Gazeteciler, ABD'ye çalıştılar
Abone olBBC, dünya medyasının ABD'nin Irak'taki operasyonları pazarladığına dair ibret verici bir söyleşi yayınladı. Irak'taki gazeteciler savaşı ABD'nin istediği gibi verdiler..
Dünyayı kandırdılar BBC, dünya medyasının Felluce'de ve Irak'ta
devam eden ABD katliamlarını nasıl pazarladığına dair ibret verici
bir söyleşi yayınladı. Irak'taki embedded gazeteciler, savaşı
Amerika'nın istediği gibi yansıttıklarını itiraf etti.

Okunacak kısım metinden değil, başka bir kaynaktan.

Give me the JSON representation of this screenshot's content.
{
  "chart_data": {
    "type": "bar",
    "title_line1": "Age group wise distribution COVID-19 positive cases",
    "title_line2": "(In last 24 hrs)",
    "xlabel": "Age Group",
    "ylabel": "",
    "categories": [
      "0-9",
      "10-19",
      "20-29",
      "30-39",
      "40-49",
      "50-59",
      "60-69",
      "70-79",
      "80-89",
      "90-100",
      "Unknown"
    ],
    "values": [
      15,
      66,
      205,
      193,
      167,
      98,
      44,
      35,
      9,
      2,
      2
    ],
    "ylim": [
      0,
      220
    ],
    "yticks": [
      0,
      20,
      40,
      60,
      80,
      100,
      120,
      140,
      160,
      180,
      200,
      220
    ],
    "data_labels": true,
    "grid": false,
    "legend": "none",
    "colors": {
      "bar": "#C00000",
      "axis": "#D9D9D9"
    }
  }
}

Dünya,
Felluce'deki son saldırıyı, Amerikan askerleri ile hareket eden
embedded gazetecilerin yansıttığı şekilde öğrendi. BBC radyosunda
yayınlanan Today programına, şu anda Amerikan askerleri ile hareket
eden BBC muhabiri Paul Wood, Körfez Savaşı'nı izleyen Martin Bell
ve geçen yıl İngiliz askeri konvoyu ile hareket eden serbest
gazeteci Lee Gordon konuk oldu. Her şeye askerlerin gözüyle
baktıklarını, Iraklı sivil halkın acılarını dünyaya
duyaramadıklarını itiraf eden gazeteciler, işgali tek taraflı
yansıttıklarını ve medya olarak başarısızlıklarını itiraf ettiler.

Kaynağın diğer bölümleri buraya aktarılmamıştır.